Long Post
I am back...let's see if I can recap as best as I can.
Last Week on 5/15 I started Lovenox twice per day, PIO shots, as well as I was taking Estrace Vaginally, & added Endometrin twice per day ( I really hate them) with a mix of lots of immune drugs. Let me just say here I have no immune issues that I am aware , but the R/E is trying to up my chances of success for this FET. The rest of the week was kind of boring...I can feel the bloat since I added the shots & the Lovenox burns like a beast.
Anyway finally Friday 5/19th rolls around and I hit the road at 4:00 am to the airport.
I get to Albany at 10, checked in the hotel and leisurely walked the Mall. I bought the below book & also a baby outfit at Macys. More about the outfit shortly.
This is the book I purchased
Living Courageously: You Can Face Anything, Just Do It Afraid
by Joyce Meyer
It is absolutely fitting considering how I was feeling at the time. As I was walking through the mall I had this overwhelming feeling to get an item for my child. See there...I am speaking boldly. So I got a newborn outfit brought it back to the room and prayed. I woke up the morning of transfer and prayed so hard. I know I have no control and there is nothing I can do to help it along but it felt good to just release it all to God.
So 5/20/17 Transfer Day. I am up at 2:00 am reading and praying, not quite nervous but still anxious. I watched Netflix and fell asleep again around 4:30 and then up at 5:45 ish. I slowly start getting ready, had a pastry and took my pills. I hopped in the rental car and off I went to the clinic. I travelled alone due to the expense. While I would have loved to have hubby with me, he couldn't make it but he called while I was heading there and got there. He asked me did I pray which I confirm he said a quick prayer over me. Anyway I got to the clinic at 7:45 ( they were expecting me at 8:30) yeah I was ready. I changed into my spa robe...I have pics I "might" upload later. I sat in the cozy waiting area complete with the fireplace for the pre-transfer. Acupunture was amazing and the room was so tranquil...it was like a spa day not egg transfer. I was escorted down stairs to transfer which was great except the needle pokes for bloodwork and I did the Intralipid Infusion. I received pics of our embryos, grades 4BB and 3BB. I peed before transfer......couldn't hold it then laid on the table for 45 minutes after due to the infusion. I basically ran to pee after, the nurse gave me my PIO shot, I went back upstairs for after transfer acupuncture and then I left.
I felt so relaxed and at peace...it felt right and wonderful. As I was leaving a got a quick pic of the sign and then I drove off. I stopped and got the customary fries from McDonalds. It is a thing with the TTC community...you get hot fries after transfer for good luck. Anyway I went back to the room and rested for most of the day. Around 6:30 I was hungry so I went to get Chipotles. I wanted dessert so I ordered room service..... and freaked myself out. I lifted the heavy tray. I am still not sure why I even did that, I could have let them in and have it dropped off but no I wasn't thinking. I freaked out and prayed but then realized most people that get pregnant have no idea...I know what I did so I naturally am nuts...am sure the tray wasn't more than the 10 pound limit..it was a slice od cheesecake and ice cream.

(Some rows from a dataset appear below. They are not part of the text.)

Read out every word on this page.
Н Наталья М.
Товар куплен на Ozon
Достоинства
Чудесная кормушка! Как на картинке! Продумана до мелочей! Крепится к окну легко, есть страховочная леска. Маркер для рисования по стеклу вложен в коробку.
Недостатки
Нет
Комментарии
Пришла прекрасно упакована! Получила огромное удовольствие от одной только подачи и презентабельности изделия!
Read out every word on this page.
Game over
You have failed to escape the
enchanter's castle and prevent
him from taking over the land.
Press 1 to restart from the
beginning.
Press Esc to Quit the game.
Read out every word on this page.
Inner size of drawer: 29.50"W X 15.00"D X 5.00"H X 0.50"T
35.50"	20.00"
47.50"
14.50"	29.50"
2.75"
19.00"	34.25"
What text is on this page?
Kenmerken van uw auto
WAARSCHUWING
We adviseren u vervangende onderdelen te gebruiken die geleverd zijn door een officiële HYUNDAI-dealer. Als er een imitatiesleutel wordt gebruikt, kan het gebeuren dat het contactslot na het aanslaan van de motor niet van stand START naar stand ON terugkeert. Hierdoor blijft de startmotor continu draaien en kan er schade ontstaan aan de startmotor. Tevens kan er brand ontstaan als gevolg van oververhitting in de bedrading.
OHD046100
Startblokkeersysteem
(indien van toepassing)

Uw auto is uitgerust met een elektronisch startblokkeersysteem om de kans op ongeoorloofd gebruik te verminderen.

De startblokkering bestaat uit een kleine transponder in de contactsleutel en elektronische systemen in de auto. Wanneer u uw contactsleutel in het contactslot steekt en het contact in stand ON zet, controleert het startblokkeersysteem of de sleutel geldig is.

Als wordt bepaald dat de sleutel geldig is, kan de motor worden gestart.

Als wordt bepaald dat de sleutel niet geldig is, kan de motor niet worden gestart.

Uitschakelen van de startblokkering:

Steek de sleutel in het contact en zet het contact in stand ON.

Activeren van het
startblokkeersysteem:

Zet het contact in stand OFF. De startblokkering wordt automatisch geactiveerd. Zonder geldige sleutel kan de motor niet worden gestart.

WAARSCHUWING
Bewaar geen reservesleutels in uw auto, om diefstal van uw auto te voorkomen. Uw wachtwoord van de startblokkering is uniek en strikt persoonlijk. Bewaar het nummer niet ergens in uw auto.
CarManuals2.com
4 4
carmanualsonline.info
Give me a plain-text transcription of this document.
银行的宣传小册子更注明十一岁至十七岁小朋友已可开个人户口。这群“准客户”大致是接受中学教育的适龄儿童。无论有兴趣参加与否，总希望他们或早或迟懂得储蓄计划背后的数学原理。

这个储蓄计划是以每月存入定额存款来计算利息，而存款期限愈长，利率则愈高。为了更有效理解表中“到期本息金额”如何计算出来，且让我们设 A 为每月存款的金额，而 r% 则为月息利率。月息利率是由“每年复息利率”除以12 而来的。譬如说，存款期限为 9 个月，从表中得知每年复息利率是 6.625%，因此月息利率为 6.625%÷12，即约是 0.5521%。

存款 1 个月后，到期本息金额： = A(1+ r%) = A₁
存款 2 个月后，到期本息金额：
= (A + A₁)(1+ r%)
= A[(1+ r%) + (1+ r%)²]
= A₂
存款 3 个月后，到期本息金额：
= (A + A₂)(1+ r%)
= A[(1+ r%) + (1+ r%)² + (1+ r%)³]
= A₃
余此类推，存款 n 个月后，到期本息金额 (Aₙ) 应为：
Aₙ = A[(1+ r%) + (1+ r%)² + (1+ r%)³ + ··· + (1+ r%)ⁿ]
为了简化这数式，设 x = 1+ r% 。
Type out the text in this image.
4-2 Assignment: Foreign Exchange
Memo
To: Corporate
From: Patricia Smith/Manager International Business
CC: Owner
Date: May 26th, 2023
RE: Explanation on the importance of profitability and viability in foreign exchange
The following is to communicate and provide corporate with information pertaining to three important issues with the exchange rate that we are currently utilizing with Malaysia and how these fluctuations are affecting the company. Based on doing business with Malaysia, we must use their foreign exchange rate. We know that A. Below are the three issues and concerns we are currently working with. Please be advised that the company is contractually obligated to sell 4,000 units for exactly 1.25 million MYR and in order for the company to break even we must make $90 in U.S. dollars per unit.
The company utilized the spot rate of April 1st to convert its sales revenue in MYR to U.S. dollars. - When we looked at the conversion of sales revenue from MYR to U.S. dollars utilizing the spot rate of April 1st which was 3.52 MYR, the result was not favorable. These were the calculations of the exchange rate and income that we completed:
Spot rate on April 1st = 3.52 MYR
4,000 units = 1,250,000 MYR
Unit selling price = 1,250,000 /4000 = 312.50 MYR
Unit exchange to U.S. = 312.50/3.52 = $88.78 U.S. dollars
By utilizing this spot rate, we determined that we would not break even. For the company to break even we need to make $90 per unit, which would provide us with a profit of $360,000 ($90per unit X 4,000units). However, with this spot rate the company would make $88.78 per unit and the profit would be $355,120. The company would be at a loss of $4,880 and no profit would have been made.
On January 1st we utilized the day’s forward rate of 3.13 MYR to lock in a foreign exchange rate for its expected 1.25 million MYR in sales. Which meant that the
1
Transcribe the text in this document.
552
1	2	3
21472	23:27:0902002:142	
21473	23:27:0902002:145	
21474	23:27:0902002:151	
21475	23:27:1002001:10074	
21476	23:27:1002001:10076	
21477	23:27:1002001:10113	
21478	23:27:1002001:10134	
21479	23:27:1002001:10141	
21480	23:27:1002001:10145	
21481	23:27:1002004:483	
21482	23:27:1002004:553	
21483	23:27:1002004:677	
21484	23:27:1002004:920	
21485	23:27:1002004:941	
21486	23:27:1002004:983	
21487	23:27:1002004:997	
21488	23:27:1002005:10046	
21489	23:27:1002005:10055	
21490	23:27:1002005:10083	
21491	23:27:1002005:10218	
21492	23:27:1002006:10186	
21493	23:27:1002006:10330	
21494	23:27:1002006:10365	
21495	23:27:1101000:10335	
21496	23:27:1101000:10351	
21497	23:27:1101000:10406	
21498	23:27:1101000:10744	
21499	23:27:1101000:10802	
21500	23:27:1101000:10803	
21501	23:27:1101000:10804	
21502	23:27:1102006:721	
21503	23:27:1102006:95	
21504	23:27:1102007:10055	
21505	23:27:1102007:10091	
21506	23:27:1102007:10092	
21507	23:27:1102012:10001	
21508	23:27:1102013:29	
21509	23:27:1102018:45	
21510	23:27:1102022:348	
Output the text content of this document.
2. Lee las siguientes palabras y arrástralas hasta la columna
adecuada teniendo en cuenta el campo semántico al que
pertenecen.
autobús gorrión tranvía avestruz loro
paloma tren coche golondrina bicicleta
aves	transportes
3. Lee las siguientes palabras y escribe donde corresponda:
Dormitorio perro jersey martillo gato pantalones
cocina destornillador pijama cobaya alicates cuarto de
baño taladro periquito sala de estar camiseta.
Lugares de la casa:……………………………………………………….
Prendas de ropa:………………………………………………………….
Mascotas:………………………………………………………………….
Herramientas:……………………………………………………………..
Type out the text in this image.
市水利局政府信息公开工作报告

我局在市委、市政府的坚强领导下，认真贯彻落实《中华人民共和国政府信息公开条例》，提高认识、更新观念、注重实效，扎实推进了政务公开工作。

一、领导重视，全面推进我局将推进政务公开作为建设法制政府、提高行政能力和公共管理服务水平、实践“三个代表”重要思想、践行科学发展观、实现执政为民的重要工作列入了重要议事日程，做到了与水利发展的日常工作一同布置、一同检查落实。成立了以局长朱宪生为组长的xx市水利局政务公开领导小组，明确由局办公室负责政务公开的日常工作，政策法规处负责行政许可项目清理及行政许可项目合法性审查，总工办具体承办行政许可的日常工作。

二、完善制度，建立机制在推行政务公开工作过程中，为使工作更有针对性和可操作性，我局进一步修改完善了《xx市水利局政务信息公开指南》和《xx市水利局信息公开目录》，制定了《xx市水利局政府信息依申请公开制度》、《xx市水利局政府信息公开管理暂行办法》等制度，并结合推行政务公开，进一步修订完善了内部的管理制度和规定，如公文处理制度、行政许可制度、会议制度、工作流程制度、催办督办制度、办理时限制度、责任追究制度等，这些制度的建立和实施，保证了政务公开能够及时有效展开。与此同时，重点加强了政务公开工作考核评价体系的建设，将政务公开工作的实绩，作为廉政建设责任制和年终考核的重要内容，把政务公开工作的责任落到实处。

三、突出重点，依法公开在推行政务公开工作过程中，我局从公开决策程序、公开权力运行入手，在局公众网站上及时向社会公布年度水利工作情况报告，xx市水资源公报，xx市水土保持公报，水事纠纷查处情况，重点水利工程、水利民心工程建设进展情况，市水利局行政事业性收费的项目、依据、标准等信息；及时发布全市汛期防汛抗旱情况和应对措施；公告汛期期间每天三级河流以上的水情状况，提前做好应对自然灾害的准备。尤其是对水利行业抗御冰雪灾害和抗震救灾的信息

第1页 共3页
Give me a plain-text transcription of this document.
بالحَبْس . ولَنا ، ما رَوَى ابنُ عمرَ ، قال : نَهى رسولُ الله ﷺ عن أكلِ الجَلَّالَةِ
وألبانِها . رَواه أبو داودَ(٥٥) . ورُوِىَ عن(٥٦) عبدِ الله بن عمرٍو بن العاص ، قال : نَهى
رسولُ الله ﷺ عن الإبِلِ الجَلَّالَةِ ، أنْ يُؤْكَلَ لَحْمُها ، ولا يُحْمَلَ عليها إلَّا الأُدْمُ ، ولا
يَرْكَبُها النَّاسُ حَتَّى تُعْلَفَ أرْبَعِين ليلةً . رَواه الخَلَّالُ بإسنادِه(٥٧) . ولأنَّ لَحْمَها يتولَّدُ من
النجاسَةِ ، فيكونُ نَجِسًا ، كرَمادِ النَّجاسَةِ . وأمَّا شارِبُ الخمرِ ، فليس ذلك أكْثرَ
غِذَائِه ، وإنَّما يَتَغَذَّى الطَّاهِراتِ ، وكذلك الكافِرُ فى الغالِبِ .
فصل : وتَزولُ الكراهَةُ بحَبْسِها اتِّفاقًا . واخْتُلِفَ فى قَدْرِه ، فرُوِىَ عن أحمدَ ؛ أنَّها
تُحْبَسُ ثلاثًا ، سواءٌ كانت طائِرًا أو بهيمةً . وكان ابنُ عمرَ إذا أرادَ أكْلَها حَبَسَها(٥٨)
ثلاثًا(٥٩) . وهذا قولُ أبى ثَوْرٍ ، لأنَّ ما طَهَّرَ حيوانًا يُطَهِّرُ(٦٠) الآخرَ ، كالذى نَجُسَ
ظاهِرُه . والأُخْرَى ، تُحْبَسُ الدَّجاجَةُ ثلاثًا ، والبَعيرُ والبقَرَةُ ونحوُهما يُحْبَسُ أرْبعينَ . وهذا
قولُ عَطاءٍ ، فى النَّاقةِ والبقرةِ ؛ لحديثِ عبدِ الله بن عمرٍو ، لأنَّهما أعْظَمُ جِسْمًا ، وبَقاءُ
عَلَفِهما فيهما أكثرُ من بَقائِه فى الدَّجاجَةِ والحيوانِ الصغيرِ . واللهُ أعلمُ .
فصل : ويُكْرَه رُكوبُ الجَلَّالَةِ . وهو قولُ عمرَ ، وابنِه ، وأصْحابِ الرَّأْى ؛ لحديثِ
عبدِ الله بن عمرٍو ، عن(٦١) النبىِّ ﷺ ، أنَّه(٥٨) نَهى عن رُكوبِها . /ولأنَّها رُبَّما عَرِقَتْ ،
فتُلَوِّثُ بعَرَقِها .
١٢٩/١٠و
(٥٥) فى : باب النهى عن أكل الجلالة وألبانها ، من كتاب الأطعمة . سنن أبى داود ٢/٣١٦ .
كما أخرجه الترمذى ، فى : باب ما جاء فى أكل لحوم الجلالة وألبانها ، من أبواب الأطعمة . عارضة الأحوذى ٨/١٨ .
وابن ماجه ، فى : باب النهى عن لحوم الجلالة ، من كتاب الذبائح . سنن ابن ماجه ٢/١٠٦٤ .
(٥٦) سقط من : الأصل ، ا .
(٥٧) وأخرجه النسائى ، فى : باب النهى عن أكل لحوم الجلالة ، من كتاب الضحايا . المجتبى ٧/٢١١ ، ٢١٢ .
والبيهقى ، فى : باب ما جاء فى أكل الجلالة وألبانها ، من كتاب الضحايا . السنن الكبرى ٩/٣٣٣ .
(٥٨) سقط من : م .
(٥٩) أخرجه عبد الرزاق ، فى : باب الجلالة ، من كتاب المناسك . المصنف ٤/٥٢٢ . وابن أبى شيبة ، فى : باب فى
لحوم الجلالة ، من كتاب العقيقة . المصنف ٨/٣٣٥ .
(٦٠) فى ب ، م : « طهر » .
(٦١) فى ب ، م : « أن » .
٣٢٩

In between this I was speaking with Hubby, Reading, Walking around the room, Laying down, Watching TV to kill time. I fell in and out of sleep and then yesterday got up for the airport.
At the airport I had to bend, lift the bag ( am sure it was 10-15 pounds or less) for TSA, went through the scanner ( the doctor said it was ok) put the bag in the overhead compartment, take it down when landed and lift it in my parked car. I finally got home, kissed my hubby and enjoyed the rest of the day.......he did the cutest thing. He rubbed my stomach and said " My pregnant wife".
The joy I felt hearing those words are indescribable as well as the fear of disappointing him that came with it. For now I am focusing on the positives & that right now I am PUPO ( Pregnant Until Proven Otherwise) and PASP ( Pregnant and Staying Pregnant).